La venue de grandes stars de l'art lyrique à Lyon est une chose plutôt rare, aussi l'annonce du concert de Bryn Terfel avait de quoi interpeller les amateurs malgré un programme restreint. L'Orchestre National de Lyon était dirigé de main de maître au plein sens du mot par le jeune Lahav Shani. Après une 40ème Symphonie de Mozart, fougueuse, presque romantique, il a accompagné Bryn Terfel dans deux morceaux de bravoure de Verdi (Othello et Falstaff) et c'était déjà l'entracte ! On a repris avec un Siegfried Idyll alourdi dans sa version pour grand orchestre. Et cela s'est terminé par un véritable éblouissement avec les Adieux de Wotan interprétés avec une conviction, une intensité réellement formidable sans parler des qualités de timbre et de phrasé de cet immense artiste qu'est Bryn Terfel. Un moment inoubliable !

Bryn Terfel

 

Lahav Shani

 

 

 

 

 

 

 

 

 

 

 

 

C'était tout le contraire le lendemain avec le concert Wagner-Liszt au Théâtre du Casino d'Aix-les-Bains dans le cadre du Festival des Nuits Romantiques qui célèbrait les 120 ans de la création française de Tristan et Isolde.

Plaque pour Tristan

Jonas Vitaud a déchiffré plus qu'interprété des transcriptions-paraphrases d'oeuvre de Wagner par Franz Liszt. Il s'est en partie rattrapé après l'entracte, mais dans un programme lui aussi de rattrapage puisque la Sonate de Liszt, initialement annoncée, a été remplacée par quelques Consolations et par la Mephisto-Valse N°1.

Nuits romantiques

 

Jonas Vitaud

 

 

 

 

 

 

 

 

 

 

 

 

 

Nous avons consacré la journée du samedi à une escapade sur les bords du lac Léman, histoire de fêter une sorte de jubilé. En effet, cela fait tout juste 40 ans que nous avions commencé, à l'automne 1977, nos périples d'exploration des lieux de séjour de Richard Wagner en préparation aux "Rendez-vous wagnériens". Et nous avions débuté par La Tour de Peilz (Pension du Rivage, décembre 1865) et Villeneuve (Hôtel Byron, printemps 1850). L'Hôtel Byron est devenu une résidence pour personnes âgées (et néanmoins fortunées !). En revanche, la Pension autrefois tenue par des religieuses, a été très heureusement aménagée en un hôtel-restaurant plus que confortable (Hostellerie Bon Rivage) dont la table dans le genre "bourgeois-raffiné" est à recommander vivement. 

ancien hôtel Byron

Hostellerie Bon Rivage

 

 

Salle Cosima

 

Salle Wagner

 

 

 

 

 

 

 

 

Hostellerie avec signatures

Hôtel Bon Rivage

 

 

 

 

 

 

 

 

 

 

 

Le soir, au Centre de Congrès d'Aix-les-Bains, nous avons retrouvé une douzaine de nos amis du Cercle Richard Wagner-Lyon venus assister au concert dont le programme comprenait les ouvertures ou préludes des onze ouvrages lyriques de Wagner de Rienzi à Parsifal.

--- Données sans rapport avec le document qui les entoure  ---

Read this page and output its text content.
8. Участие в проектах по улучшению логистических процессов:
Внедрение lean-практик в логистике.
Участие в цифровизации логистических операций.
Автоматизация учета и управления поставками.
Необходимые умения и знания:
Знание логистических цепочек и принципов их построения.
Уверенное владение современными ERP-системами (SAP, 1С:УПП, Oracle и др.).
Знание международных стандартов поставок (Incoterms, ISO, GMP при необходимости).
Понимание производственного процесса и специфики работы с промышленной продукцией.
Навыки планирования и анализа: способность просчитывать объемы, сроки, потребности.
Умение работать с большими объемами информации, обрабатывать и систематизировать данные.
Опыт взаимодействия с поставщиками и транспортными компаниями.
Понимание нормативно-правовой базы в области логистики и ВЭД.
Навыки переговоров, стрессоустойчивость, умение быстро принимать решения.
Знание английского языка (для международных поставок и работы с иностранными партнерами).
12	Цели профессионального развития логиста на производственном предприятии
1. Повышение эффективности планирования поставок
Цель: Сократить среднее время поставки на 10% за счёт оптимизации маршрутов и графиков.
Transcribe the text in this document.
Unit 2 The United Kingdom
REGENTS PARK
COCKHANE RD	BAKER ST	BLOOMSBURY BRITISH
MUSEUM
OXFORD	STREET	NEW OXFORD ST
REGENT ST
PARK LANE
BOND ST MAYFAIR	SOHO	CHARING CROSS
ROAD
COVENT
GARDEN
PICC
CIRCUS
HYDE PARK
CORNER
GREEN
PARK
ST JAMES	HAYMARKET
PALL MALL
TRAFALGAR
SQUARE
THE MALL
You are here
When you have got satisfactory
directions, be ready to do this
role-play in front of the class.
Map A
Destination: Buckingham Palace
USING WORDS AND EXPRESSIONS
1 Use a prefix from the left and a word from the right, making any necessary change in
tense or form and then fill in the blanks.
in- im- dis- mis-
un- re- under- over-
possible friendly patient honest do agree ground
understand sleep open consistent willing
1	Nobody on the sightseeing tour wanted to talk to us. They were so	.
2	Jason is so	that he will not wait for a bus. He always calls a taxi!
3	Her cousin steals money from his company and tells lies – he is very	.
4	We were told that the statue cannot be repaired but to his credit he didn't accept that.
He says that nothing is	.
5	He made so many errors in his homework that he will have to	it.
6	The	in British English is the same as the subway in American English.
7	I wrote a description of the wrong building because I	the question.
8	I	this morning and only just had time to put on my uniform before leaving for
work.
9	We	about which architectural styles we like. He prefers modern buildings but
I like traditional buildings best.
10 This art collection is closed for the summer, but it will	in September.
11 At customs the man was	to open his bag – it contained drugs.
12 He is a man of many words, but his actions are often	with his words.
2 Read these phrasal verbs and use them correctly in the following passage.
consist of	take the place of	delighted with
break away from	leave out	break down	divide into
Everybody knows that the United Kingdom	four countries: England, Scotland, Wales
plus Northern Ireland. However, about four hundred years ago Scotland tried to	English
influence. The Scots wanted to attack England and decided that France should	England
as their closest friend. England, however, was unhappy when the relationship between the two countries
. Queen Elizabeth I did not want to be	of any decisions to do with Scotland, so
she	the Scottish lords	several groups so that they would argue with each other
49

Quelques wagnériens lyonnais à Aix les Bains

Idée étrange, une véritable gageure, avec peut-être l'espoir de figurer un jour dans le Guinness des records. En tout cas, épreuve redoutable, parfaitement réussie par l'Orchestre Symphonique National de la RAI de Turin. Ce fut un plaisir d'entendre et de voir avec quelle ardeur enthousiaste les instrumentistes s'en donnaient littéralement à coeur joie, dirigés par le jeune chef finlandais Pietari Inkinen à la gestique conventionnelle mais ô combien efficace. Que le programme soit une sorte de défi, on s'en est bien rendu compte avec les préludes des quatre journées du Ring qui sont en fait des introductions orchestrales et ne sont guère appropriées à une audition au concert. Plutôt que de viser à tout prix à cette "intégrale" peut-être aurait-il mieux valu insérer l'Ouverture pour Faust ou donner le Prélude de Tristan avec sa belle conclusion (version 1860) si rarement jouée ; sans parler des tubes incontournables que sont la Chevauchée des Walkyries ou le Prélude du troisième acte de Lohengrin qui auraient déclenché l'enthousiasme du public.

Pietari Inkinen

Autre bémol, c'était la présence intempestive d'une présentatrice qui accumula les banalités, les approximations et les balourdises sans vraiment parvenir à intéresser les profanes mais en réussissant parfaitement à exaspérer les connaisseurs.